Its like my kids. I too often get angry with them for things I think they should know already. Instead of meeting them where they are at, I judge them harshly for not understanding what I understand. We were brought to our current understanding by grace and its with grace we need to hold to that understanding.
The world is watching us. Does the world see a compelling, attractive witness in our communities, in our fellowship? Do we act like our head Jesus, who endured all things, believed all things, hoped all things? Or does the world see a community obsessed with its own interpretations. Does it see an uncharitable group of people fighting for the head of the theological table? Does the world see us loving our doctrines so much we can barely say a civil word to or about other Christians?

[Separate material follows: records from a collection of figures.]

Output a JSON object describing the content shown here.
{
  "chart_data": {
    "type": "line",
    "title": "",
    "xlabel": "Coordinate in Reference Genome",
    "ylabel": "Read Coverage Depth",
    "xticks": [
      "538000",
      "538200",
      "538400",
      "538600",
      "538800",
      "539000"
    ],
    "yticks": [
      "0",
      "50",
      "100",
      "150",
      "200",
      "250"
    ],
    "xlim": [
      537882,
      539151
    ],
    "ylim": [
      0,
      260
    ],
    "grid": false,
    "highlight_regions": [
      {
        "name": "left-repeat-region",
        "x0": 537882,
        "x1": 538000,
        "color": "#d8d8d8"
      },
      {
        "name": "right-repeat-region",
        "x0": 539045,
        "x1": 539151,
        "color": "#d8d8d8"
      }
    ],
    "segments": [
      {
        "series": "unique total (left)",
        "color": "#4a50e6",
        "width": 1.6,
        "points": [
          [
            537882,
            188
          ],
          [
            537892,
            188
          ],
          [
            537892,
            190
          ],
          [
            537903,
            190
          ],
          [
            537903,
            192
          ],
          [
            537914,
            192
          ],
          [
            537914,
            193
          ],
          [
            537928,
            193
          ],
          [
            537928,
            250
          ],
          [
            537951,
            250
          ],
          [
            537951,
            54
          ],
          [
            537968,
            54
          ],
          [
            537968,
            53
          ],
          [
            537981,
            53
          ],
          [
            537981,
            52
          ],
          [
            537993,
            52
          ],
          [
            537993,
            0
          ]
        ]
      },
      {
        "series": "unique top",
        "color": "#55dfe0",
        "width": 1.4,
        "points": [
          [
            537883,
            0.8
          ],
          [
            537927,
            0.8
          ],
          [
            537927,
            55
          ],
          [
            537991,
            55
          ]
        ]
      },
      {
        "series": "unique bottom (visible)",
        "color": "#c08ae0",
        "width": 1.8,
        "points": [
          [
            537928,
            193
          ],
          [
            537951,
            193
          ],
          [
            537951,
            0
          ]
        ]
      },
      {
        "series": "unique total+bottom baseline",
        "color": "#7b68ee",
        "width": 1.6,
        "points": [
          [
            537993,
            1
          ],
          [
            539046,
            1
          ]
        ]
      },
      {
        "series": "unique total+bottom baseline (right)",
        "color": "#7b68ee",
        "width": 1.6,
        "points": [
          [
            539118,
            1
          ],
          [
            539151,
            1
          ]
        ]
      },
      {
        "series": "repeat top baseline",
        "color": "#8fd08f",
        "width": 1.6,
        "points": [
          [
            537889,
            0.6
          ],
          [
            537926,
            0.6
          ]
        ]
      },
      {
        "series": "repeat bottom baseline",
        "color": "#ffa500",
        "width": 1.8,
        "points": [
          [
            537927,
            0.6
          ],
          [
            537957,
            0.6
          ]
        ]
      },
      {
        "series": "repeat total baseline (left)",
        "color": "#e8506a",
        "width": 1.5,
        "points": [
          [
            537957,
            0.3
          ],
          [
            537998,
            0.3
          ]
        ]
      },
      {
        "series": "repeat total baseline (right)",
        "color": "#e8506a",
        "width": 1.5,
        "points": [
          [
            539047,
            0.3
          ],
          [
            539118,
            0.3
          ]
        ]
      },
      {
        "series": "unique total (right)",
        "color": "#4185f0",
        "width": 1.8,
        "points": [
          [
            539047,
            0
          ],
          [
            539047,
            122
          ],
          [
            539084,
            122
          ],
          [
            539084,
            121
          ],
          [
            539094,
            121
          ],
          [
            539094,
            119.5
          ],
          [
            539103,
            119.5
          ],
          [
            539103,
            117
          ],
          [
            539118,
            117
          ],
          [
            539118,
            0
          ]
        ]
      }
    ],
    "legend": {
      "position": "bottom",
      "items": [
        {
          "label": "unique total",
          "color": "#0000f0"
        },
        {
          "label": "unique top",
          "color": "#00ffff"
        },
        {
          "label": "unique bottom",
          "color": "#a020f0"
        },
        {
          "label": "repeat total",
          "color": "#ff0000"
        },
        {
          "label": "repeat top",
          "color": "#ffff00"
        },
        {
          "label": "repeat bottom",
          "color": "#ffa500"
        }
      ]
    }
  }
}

Art Lindsley. Love, the Ultimate Apologetic: The Heart of Christian Witness “Richard Baxter’s dictum was “in things essential, unity; in nonessentials, liberty; and in all things, charity. No matter what, all things are to be done in charity. When believers act uncharitably towards other believers over nonessentials-or even over essentials-unbelievers are offended by the ugliness they see. While each person is responsible for making a choice about how to respond to Jesus, believers can be partly responsible for the unbelief of the world because of how they treat each other. The way believers relate to unbelievers is important, but the way believers relate to other believers is crucial.”
2nd Timothy 2:24-25 “And the Lord’s servant must not be quarrelsome but kind to everyone…patiently enduring evil, correcting his opponents with gentleness.”
Do you patiently endure evil? Do you correct your opponents with gentleness? Are you quarrelsome when it comes to discussions of faith, politics, abortion, homosexuality and doctrine or are you joyful, compassionate, kind and meek? Jesus’ presentation of the truth was so compelling because He loved people so much.
“Forgive them for they know not what they do,” he prayed on the cross. That is not our attitude when we see sin or what we perceive to be error. We hold our opinions too high. We hold our social norms over people’s head and judge them for not meeting our standard. Lay aside your pride. Ask God to humble your heart and quiet your mind. Don’t look for fault or the opportunity to pontificate or tell people how wrong they are. Going back to last week. Studying God’s word is a way to challenge our paradigms. To hold our lives up to His and measure whether we are loving our doctrines more than grace, more than God and people. We must quell our self-righteousness and look for an opportunity to love people. Overcome your social norms to love people.